The New Republic strikes back.
Jul 7, 2003, Vol. 8, No. 42
GIVE STEPHEN F. HAYES CREDIT. With only a couple of days between the New Republic's deadline and THE WEEKLY STANDARD's, he didn't have much time to defend the Bush administration from our charges that it systematically exaggerated what American intelligence knew about Iraq's nuclear program and alleged links to al Qaeda ("The War Against Bush," June 30). Unfortunately, it shows.
Start with the alleged al Qaeda ties. As we reported, the FBI and CIA examined thousands of documents--"from flight reservations to car rentals to bank accounts," in FBI Director Robert Mueller's words--before determining in early 2002 that there was no evidence that September 11 hijacker Mohamed Atta met an Iraqi agent in Prague in April 2001, as has been alleged. (Indeed, American intelligence concluded Atta was in Virginia Beach at the time.) This is also the position of the Czech government. Only one person--an informant to Czech intelligence--claims to have seen Atta meet with the Iraqi agent, and even Czech intelligence officials have questioned the informant's reliability in conversations with reporters. Hayes admits the Atta meeting is "disputed," saying (without any evidence) that it could have occurred at another time. But, even if you accept this highly charitable assessment, the Bush administration's public statements were still dishonest. In September 2002, Vice President Dick Cheney said accounts of the meeting were "credible." How can they be "credible" when the CIA and FBI have said there was no evidence?
Hayes also casts aspersions on our report that high-level al Qaeda terrorists Khalid Shaikh Mohammed, Abu Zubaydah, and Ramzi bin Al Shibh have rejected a link between Saddam Hussein and Osama bin Laden's group, saying these are merely "denials from terrorists." That's true. But, in his January 2003 State of the Union address, President George W. Bush cited "statements by people now in custody" as evidence that Saddam and al Qaeda were linked. If Hayes wants to discount the testimony of captured terrorists, he should begin with the testimony brandished by the president himself.

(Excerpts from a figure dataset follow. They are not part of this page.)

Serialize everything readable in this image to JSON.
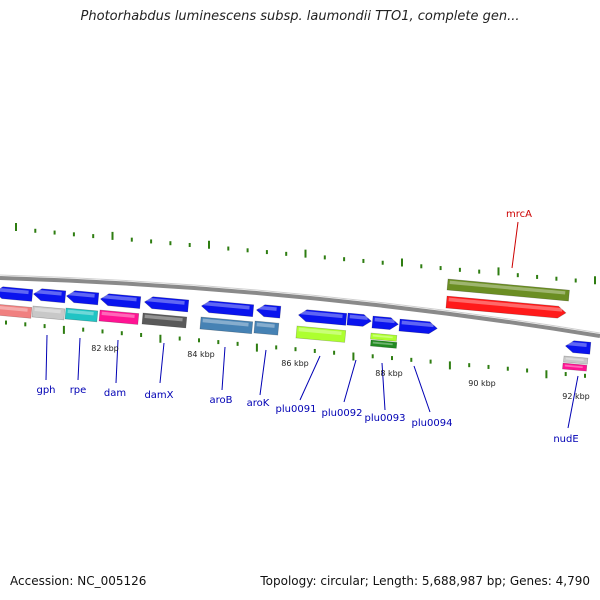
{
  "title": "Photorhabdus luminescens subsp. laumondii TTO1, complete gen...",
  "footer": {
    "accession": "Accession: NC_005126",
    "summary": "Topology: circular; Length: 5,688,987 bp; Genes: 4,790"
  },
  "colors": {
    "forward_cds": "#0a14ee",
    "reverse_cds": "#0a14ee",
    "backbone": "#8a8a8a",
    "tick": "#2e7d11",
    "gene_label": "#0000b4",
    "highlight_label": "#cc0000"
  },
  "scale_labels": [
    "82 kbp",
    "84 kbp",
    "86 kbp",
    "88 kbp",
    "90 kbp",
    "92 kbp"
  ],
  "genes": [
    {
      "name": "",
      "strand": "forward",
      "label_color": "gene_label"
    },
    {
      "name": "gph",
      "strand": "reverse",
      "label_color": "gene_label"
    },
    {
      "name": "rpe",
      "strand": "reverse",
      "label_color": "gene_label"
    },
    {
      "name": "dam",
      "strand": "reverse",
      "label_color": "gene_label"
    },
    {
      "name": "damX",
      "strand": "reverse",
      "label_color": "gene_label"
    },
    {
      "name": "aroB",
      "strand": "reverse",
      "label_color": "gene_label"
    },
    {
      "name": "aroK",
      "strand": "reverse",
      "label_color": "gene_label"
    },
    {
      "name": "plu0091",
      "strand": "reverse",
      "label_color": "gene_label"
    },
    {
      "name": "plu0092",
      "strand": "reverse",
      "label_color": "gene_label"
    },
    {
      "name": "plu0093",
      "strand": "forward",
      "label_color": "gene_label"
    },
    {
      "name": "plu0094",
      "strand": "forward",
      "label_color": "gene_label"
    },
    {
      "name": "mrcA",
      "strand": "forward",
      "label_color": "highlight_label"
    },
    {
      "name": "nudE",
      "strand": "reverse",
      "label_color": "gene_label"
    }
  ]
}
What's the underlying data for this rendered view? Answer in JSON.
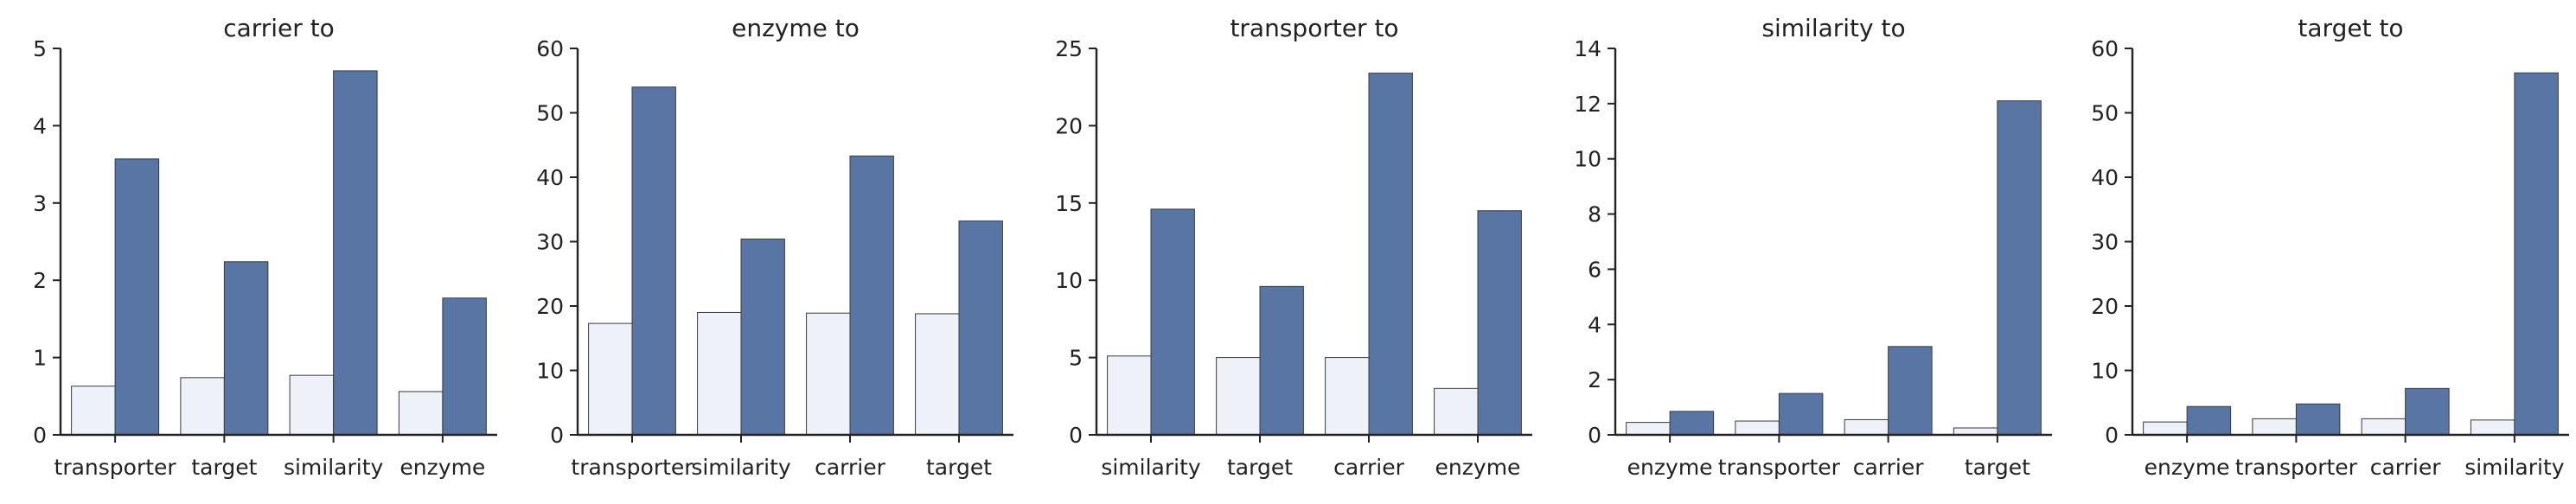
{
  "colors": {
    "light_bar": "#eef2f8",
    "dark_bar": "#5975a4"
  },
  "chart_data": [
    {
      "type": "bar",
      "title": "carrier to",
      "categories": [
        "transporter",
        "target",
        "similarity",
        "enzyme"
      ],
      "series": [
        {
          "values": [
            0.63,
            0.74,
            0.77,
            0.56
          ]
        },
        {
          "values": [
            3.57,
            2.24,
            4.71,
            1.77
          ]
        }
      ],
      "ylim": [
        0,
        5
      ],
      "yticks": [
        0,
        1,
        2,
        3,
        4,
        5
      ],
      "grid": false
    },
    {
      "type": "bar",
      "title": "enzyme to",
      "categories": [
        "transporter",
        "similarity",
        "carrier",
        "target"
      ],
      "series": [
        {
          "values": [
            17.3,
            19.0,
            18.9,
            18.8
          ]
        },
        {
          "values": [
            54.0,
            30.4,
            43.3,
            33.2
          ]
        }
      ],
      "ylim": [
        0,
        60
      ],
      "yticks": [
        0,
        10,
        20,
        30,
        40,
        50,
        60
      ],
      "grid": false
    },
    {
      "type": "bar",
      "title": "transporter to",
      "categories": [
        "similarity",
        "target",
        "carrier",
        "enzyme"
      ],
      "series": [
        {
          "values": [
            5.1,
            5.0,
            5.0,
            3.0
          ]
        },
        {
          "values": [
            14.6,
            9.6,
            23.4,
            14.5
          ]
        }
      ],
      "ylim": [
        0,
        25
      ],
      "yticks": [
        0,
        5,
        10,
        15,
        20,
        25
      ],
      "grid": false
    },
    {
      "type": "bar",
      "title": "similarity to",
      "categories": [
        "enzyme",
        "transporter",
        "carrier",
        "target"
      ],
      "series": [
        {
          "values": [
            0.45,
            0.5,
            0.55,
            0.25
          ]
        },
        {
          "values": [
            0.85,
            1.5,
            3.2,
            12.1
          ]
        }
      ],
      "ylim": [
        0,
        14
      ],
      "yticks": [
        0,
        2,
        4,
        6,
        8,
        10,
        12,
        14
      ],
      "grid": false
    },
    {
      "type": "bar",
      "title": "target to",
      "categories": [
        "enzyme",
        "transporter",
        "carrier",
        "similarity"
      ],
      "series": [
        {
          "values": [
            2.0,
            2.5,
            2.5,
            2.3
          ]
        },
        {
          "values": [
            4.4,
            4.8,
            7.2,
            56.2
          ]
        }
      ],
      "ylim": [
        0,
        60
      ],
      "yticks": [
        0,
        10,
        20,
        30,
        40,
        50,
        60
      ],
      "grid": false
    }
  ]
}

Hayes cites an administration leak to Newsweek earlier this month about a former Iraqi diplomat confirming contact between al Qaeda and an Iraqi operative in the mid-90s. But, as Walter Pincus reported in the June 22 Washington Post, American officials knew last fall of such early ties and attributed them to mutual enmity toward the Saudi monarchy rather than the United States. Hayes also cites ties between Saddam and Abu Musab al-Zarqawi, whom Hayes identifies as "an al Qaeda leader." For starters, there is no evidence of any agreement, arrangement, or plot involving Zarqawi and Saddam's regime. Moreover, Pincus reports that "U.S. intelligence had already concluded [by last October] that Zarqawi was not an al Qaeda member but the leader of an unaffiliated terrorist group who occasionally associated with al Qaeda adherents."
Then there is Saddam's nuclear program. Hayes defends the administration's claims that Iraq was importing aluminum tubes for its nuclear program by noting that the CIA believed it was true: "Why administration critics who are eager to defer to the CIA's skepticism about Saddam's al Qaeda links would rather not believe the CIA about the aluminum tubes is not explained." But his characterization of the CIA's position is inaccurate. As sources familiar with the relevant documents told us, the CIA did not unequivocally endorse the view that Iraq's aluminum-tube imports were designed for uranium enrichment in its classified reports, instead presenting it as the subject of internal intelligence-community debate. Even in the declassified version of the National Intelligence Estimate (NIE) on Iraq's WMD threat--largely written by the CIA--the intelligence community again noted that some experts doubted the aluminum tubes could be used for creating nuclear weapons. But, to the consternation of intelligence analysts, the NIE did not reveal that the dissent came from experts at the Department of Energy, who, thanks to their expertise with nuclear technology, were most qualified to make the final judgment. (The International Atomic Energy Agency later came to the same conclusion, using a similar expert-based process, as did British intelligence.) And Hayes doesn't acknowledge that Bush mischaracterized even the declassified NIE. In his State of the Union address, the president said, "Our intelligence sources tell us that he has attempted to purchase high-strength aluminum tubes suitable for nuclear weapons production," never noting that it was a topic of dispute, let alone disputed most strenuously by those intelligence agents who know the most about nuclear weapons.